The PhD project Climate Cosmograms examines the cosmological dimension of climate images, inquiring how they become more than scientific representations that also portray political and socio-cultural imaginaries of the Earth. The project researches the visual literacies of design and technological systems through a critical examination of current climate-imaging practices to propose other possible forms of climate visuality and imaginaries. This practice-based research starts with the proposal that current climate images are not neutral representations but act as visual proxies of a complex, autonomous, and speculative modelling system that mediates and politicises climate data. Climate images used within the Intergovernmental Panel on Climate Change (IPCC) reports are produced to inform climate governance, which I argue, construct imaginaries that reframe people’s political and socio-cultural relationship to the earth. Through examining this reframing, this project proposes to study the tacit role of design and its AI-aided automation by looking at three different realities of the earth that coexist in the imaging of climate; the sensing of the earth as a biochemical substrate; its computational modelling; and finally, the visualisation of this data.

The project Climate Cosmograms asks: what are the visual practices of climate images? How do they construct and disseminate cosmological imaginary(ies)?
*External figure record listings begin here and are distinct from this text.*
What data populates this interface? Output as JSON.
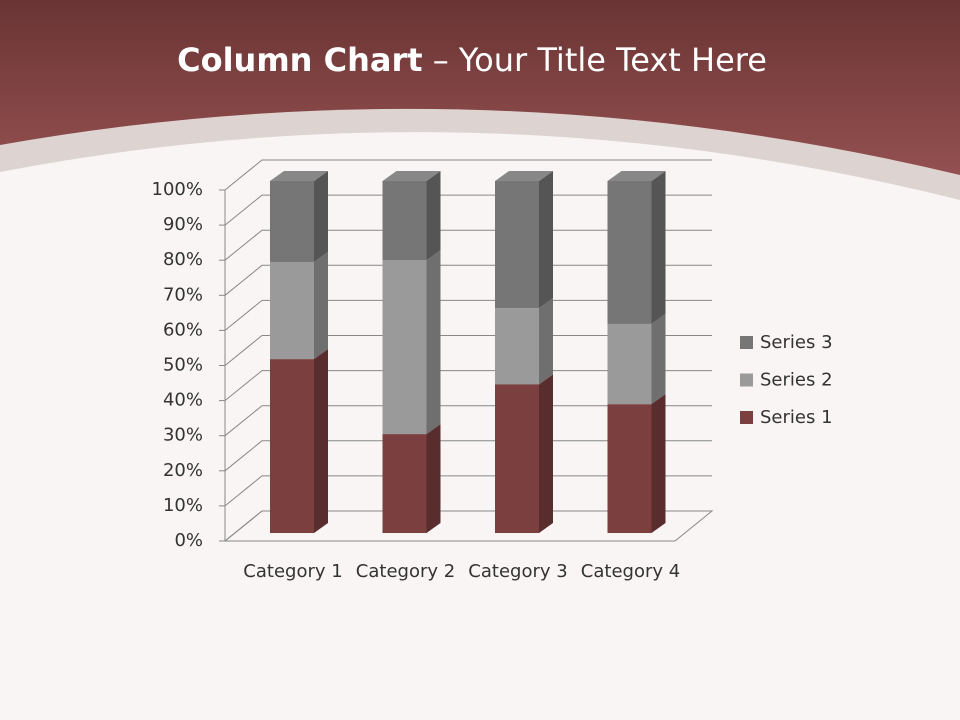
{
  "chart_data": {
    "type": "stacked-column-3d",
    "title_parts": [
      "Column Chart",
      " – Your Title Text Here"
    ],
    "categories": [
      "Category 1",
      "Category 2",
      "Category 3",
      "Category 4"
    ],
    "series": [
      {
        "name": "Series 1",
        "color": "#7b3f3f",
        "values": [
          49.4,
          28.1,
          42.2,
          36.6
        ]
      },
      {
        "name": "Series 2",
        "color": "#9a9a9a",
        "values": [
          27.6,
          49.4,
          21.7,
          22.8
        ]
      },
      {
        "name": "Series 3",
        "color": "#767676",
        "values": [
          23.0,
          22.5,
          36.1,
          40.6
        ]
      }
    ],
    "ylim": [
      0,
      100
    ],
    "yticks": [
      {
        "value": 0,
        "label": "0%"
      },
      {
        "value": 10,
        "label": "10%"
      },
      {
        "value": 20,
        "label": "20%"
      },
      {
        "value": 30,
        "label": "30%"
      },
      {
        "value": 40,
        "label": "40%"
      },
      {
        "value": 50,
        "label": "50%"
      },
      {
        "value": 60,
        "label": "60%"
      },
      {
        "value": 70,
        "label": "70%"
      },
      {
        "value": 80,
        "label": "80%"
      },
      {
        "value": 90,
        "label": "90%"
      },
      {
        "value": 100,
        "label": "100%"
      }
    ],
    "grid": true,
    "legend": "right"
  }
}
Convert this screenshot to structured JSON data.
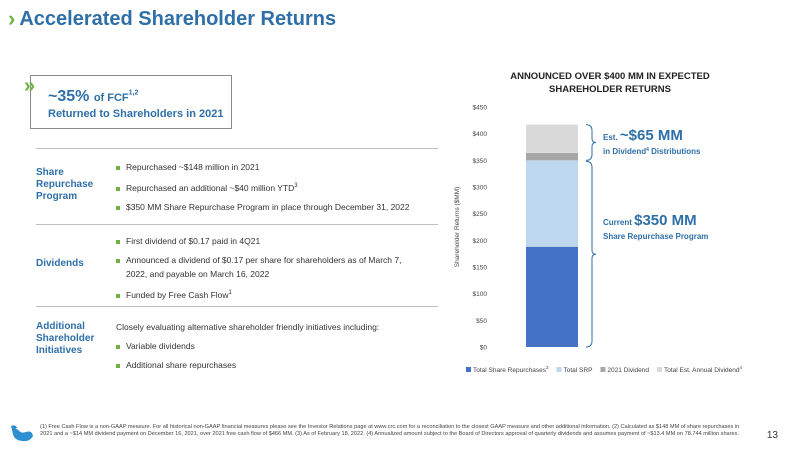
{
  "header": {
    "title": "Accelerated Shareholder Returns"
  },
  "fcf": {
    "pct": "~35%",
    "of": "of FCF",
    "sup": "1,2",
    "sub": "Returned to Shareholders in 2021"
  },
  "sections": [
    {
      "label_lines": [
        "Share",
        "Repurchase",
        "Program"
      ],
      "bullets": [
        "Repurchased ~$148 million in 2021",
        "Repurchased an additional ~$40 million YTD",
        "$350 MM Share Repurchase Program in place through December 31, 2022"
      ],
      "sups": [
        "",
        "3",
        ""
      ]
    },
    {
      "label_lines": [
        "Dividends"
      ],
      "bullets": [
        "First dividend of $0.17 paid in 4Q21",
        "Announced a dividend of $0.17 per share for shareholders as of March 7,",
        "2022, and payable on March 16, 2022",
        "Funded by Free Cash Flow"
      ],
      "sups": [
        "",
        "",
        "",
        "1"
      ]
    },
    {
      "label_lines": [
        "Additional",
        "Shareholder",
        "Initiatives"
      ],
      "intro": "Closely evaluating alternative shareholder friendly initiatives including:",
      "bullets": [
        "Variable dividends",
        "Additional share repurchases"
      ]
    }
  ],
  "chart_data": {
    "type": "bar",
    "title_lines": [
      "ANNOUNCED OVER $400 MM IN EXPECTED",
      "SHAREHOLDER RETURNS"
    ],
    "ylabel": "Shareholder Returns ($MM)",
    "ylim": [
      0,
      450
    ],
    "ticks": [
      "$0",
      "$50",
      "$100",
      "$150",
      "$200",
      "$250",
      "$300",
      "$350",
      "$400",
      "$450"
    ],
    "series": [
      {
        "name": "Total Share Repurchases",
        "value": 188,
        "color": "#4472c4",
        "sup": "3"
      },
      {
        "name": "Total SRP",
        "value": 162,
        "color": "#bdd7ee",
        "sup": ""
      },
      {
        "name": "2021 Dividend",
        "value": 14,
        "color": "#a6a6a6",
        "sup": ""
      },
      {
        "name": "Total Est. Annual Dividend",
        "value": 53,
        "color": "#d9d9d9",
        "sup": "4"
      }
    ],
    "annotations": [
      {
        "prefix": "Est.",
        "big": "~$65 MM",
        "sub": "in Dividend",
        "sub_sup": "4",
        "sub_tail": " Distributions"
      },
      {
        "prefix": "Current",
        "big": "$350 MM",
        "sub": "Share Repurchase Program",
        "sub_sup": "",
        "sub_tail": ""
      }
    ]
  },
  "footer": {
    "footnote": "(1) Free Cash Flow is a non-GAAP measure. For all historical non-GAAP financial measures please see the Investor Relations page at www.crc.com for a reconciliation to the closest GAAP measure and other additional information. (2) Calculated as $148 MM of share repurchases in 2021 and a ~$14 MM dividend payment on December 16, 2021, over 2021 free cash flow of $466 MM. (3) As of February 18, 2022. (4) Annualized amount subject to the Board of Directors approval of quarterly dividends and assumes payment of ~$13.4 MM on 78.744 million shares.",
    "page": "13"
  },
  "colors": {
    "brand_blue": "#2e6fa8",
    "accent_green": "#6db33f"
  }
}
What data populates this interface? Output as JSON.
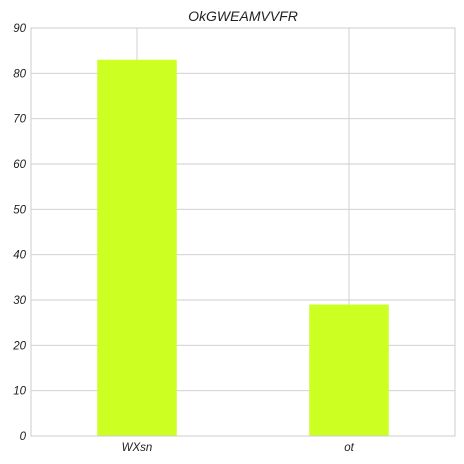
{
  "chart_data": {
    "type": "bar",
    "title": "OkGWEAMVVFR",
    "xlabel": "",
    "ylabel": "",
    "categories": [
      "WXsn",
      "ot"
    ],
    "values": [
      83,
      29
    ],
    "ylim": [
      0,
      90
    ],
    "yticks": [
      0,
      10,
      20,
      30,
      40,
      50,
      60,
      70,
      80,
      90
    ],
    "grid": true,
    "bar_color": "#ccff22",
    "grid_color": "#cccccc"
  }
}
How can creative practices help to critically mobilise current climate-imaging operations to propose other mediums to simulate the climate and its imaginaries? I hypothesise that by using the medium of cosmograms–a cultural incarnation of the earth–as a research lens, I will be able to document, nuance and diversify climate visuality and imaginaries. On one end, I focus on using the cosmogram as a lens to study the current visual and discursive practice of climate-imaging through infrastructure and software studies, field research and participatory methods. On the other end, I work with practice-based artistic research, including creative and geo-computing practices, to develop a medium that explores what other knowledge, images and simulations can inform climate debate. This project intends to contribute to the field of environmental humanities, climate literacy and artistic research.

This PhD project is supervised by Prof Dr Helen Pritchard at the FHNW-HGK (CH), Prof. Dr. Samuel Bianchini at ENSAD-PSL (FR) and Prof Dr Claudia Mareis at the Humboldt-Universität zu Berlin (DE)

The project is funded by the SNSF DOC.CH research grant for the period 2024–2028.